4 Things to Look for in an Investment

Some Important Qualities a Good Investment Should Possess

What Investors Should Be Looking for in an Investment
When looking for good investments to add to your portfolio, there are a few characteristics that should stand out and make certain candidates rise to the top of the list. Jose Luis Pelaez Inc / Getty Images

If you're finding this article, it means you are likely in the beginning stages of putting together your investment portfolio with the goals of becoming financially independent. This is a major step to building your wealth, and for that, I'd like to congratulate you! New and amateur investors alike are often interested in purchasing a company's stock but are not sure if will be a good asset in their portfolio.

These four characteristics should serve as helpful guidelines in your search for a good investment, illuminating the better candidates while sorting out those that may not be appropriate for you.

1. What Is the Price of the Entire Company Based on What You're Paying for a Share?

When doing research, it is important that you look at more than just the current share price - you need to look at the price of the entire company. The "cost" of acquiring the entire corporation is called market capitalization, or market cap for short, and is frequently referred to by financial professionals (if you add in the debt on top of it, it is known as enterprise value). In short, the market cap is the price of all outstanding shares of common stock multiplied by the quoted price per share at any given moment in time. A business with one million shares outstanding and a stock price of $75 per share would have a market cap of $75 million (1,000,000 shares outstanding X $75 per share price = $75,000,000 market capitalization).

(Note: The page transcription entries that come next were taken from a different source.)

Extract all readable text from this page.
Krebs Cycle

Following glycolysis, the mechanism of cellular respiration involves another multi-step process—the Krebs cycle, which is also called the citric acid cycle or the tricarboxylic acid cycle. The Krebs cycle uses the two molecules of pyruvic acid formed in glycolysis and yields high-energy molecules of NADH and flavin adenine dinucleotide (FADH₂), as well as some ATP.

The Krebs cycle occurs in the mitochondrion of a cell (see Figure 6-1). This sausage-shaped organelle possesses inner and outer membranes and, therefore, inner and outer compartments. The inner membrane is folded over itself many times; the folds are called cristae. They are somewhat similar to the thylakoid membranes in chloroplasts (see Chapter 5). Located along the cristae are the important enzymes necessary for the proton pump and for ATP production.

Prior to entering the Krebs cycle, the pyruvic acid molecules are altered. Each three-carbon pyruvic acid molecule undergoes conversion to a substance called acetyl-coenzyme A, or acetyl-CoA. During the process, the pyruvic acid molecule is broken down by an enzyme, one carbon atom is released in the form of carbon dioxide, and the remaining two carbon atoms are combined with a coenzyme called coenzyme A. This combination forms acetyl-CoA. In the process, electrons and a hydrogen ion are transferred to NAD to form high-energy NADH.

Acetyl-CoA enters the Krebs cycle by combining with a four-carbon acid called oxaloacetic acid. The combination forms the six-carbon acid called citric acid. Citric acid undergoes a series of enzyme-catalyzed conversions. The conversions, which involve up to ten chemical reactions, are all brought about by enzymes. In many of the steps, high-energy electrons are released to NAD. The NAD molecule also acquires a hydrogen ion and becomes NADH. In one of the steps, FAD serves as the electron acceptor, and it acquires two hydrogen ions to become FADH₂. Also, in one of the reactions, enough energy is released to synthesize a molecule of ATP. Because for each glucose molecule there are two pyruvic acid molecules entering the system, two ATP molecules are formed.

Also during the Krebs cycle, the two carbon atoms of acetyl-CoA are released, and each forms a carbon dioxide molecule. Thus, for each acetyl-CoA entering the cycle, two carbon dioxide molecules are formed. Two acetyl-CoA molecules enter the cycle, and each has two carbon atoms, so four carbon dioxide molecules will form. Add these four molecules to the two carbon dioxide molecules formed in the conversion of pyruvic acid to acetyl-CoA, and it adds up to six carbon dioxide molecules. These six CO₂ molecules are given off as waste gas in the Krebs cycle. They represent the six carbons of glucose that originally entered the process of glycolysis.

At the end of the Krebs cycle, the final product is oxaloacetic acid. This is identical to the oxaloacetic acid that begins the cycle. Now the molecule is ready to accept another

This market capitalization test can help keep you from overpaying for a stock. Consider the case of eBay and General Motors during the heyday of the Internet era. At one point during the boom, eBay had the same market cap as the entire General Motors Corporation. To put that into perspective, in fiscal 2000, General Motors made $3.96 billion dollars in profit, while eBay made only $48.3 million (not including stock option expense!).

Yet were you to buy either one, you would have had to pay the same amount. It is almost unbelievable that any sane investor would pay the same price for both companies but the general public was seduced by visions of quick profits and easy cash.  (This isn't even a particularly good illustration, either, given that General Motors is representative of the worse sort of cyclical business and perpetually headed for trouble.)

Another useful tool to help gauge the relative cost of a stock is the price to earnings ratio (or p/e ratio for short). It provides a valuable standard of comparison for alternative investment opportunities.

2. Is the Company Buying Back Its Own Stock and Reducing the Outstanding Share Count Regularly Over Time?

One of the most important keys to investing is that overall corporate growth is not as important as per-share growth. A company could have the same profit, sales, and revenue for five consecutive years, but create large returns for investors by reducing the total number of outstanding shares.

To put it into simpler terms, think of your investment like a large pizza. Each slice represents one share of stock. Would you rather have part of a pizza that was cut into twelve slices or one that was cut into eight slices?

The pizza that was only cut into eight parts will have bigger slices with more cheese and toppings.

The same principle is true in business. A shareholder should desire a management team that has an active policy of reducing the number of outstanding shares if alternative uses of capital are not as attractive, thus making each investor's stake in the company bigger. When the corporate "pie" is cut into fewer pieces, each share represents a greater percentage of ownership in the profits and assets of the business. Tragically, many management teams focus on domain building rather than increasing the wealth of shareholders.

3. What Are Your Reasons for Investing in the Company?

Before you add a company's share of stock in your investment portfolio, it would be wise to ask yourself why you are interested in investing in that particular business.

It is dangerous to fall in love with a corporation and buy it solely because you feel fondly for its products or people. After all, the best company in the world is a lousy investment if you pay too much for it.

Make sure the fundamentals of the company (current price, profits, good management, etc.), which can be found in their corporate filings like the annual report, 10K, and 10Q, are the only reason you are investing. Anything else is based on your emotions; this leads to speculation rather than intelligent investing. You have to remove your feelings from the equation and select your investments based on the cold, hard data. This requires patience and the willingness to walk away from a potential stock position if it does not appear to be fairly valued or undervalued.

4. Are You Willing to Own the Stock for 10, 15, or 25+ Years?

If you aren't willing to buy shares in a company and forget about them for the next ten years (five years at the absolute minimum), you really have no business owning those shares at all. The simple but painful truth of this is evident on Wall Street every day. Professional money managers attempt to beat the Dow Jones Industrial Average, which is a collection of 30 largely unmanaged stocks, but year after year, a not insignificant percentage fail to do this. It seems impossible that a portfolio managed by the best minds in finance can't beat an unmanaged portfolio of long-term stocks held indefinitely, but it happens (partly due to the incentive structure created by investors themselves, who reward frenetic activity and flashy strategy names - portfolio managers who tried to behave rationally might have a harder time attracting assets).

The guaranteed way to success has historically been to select a great company, pay as little as possible for the initial stake, begin a dollar cost averaging program, reinvest the dividends and leave the position alone for several decades.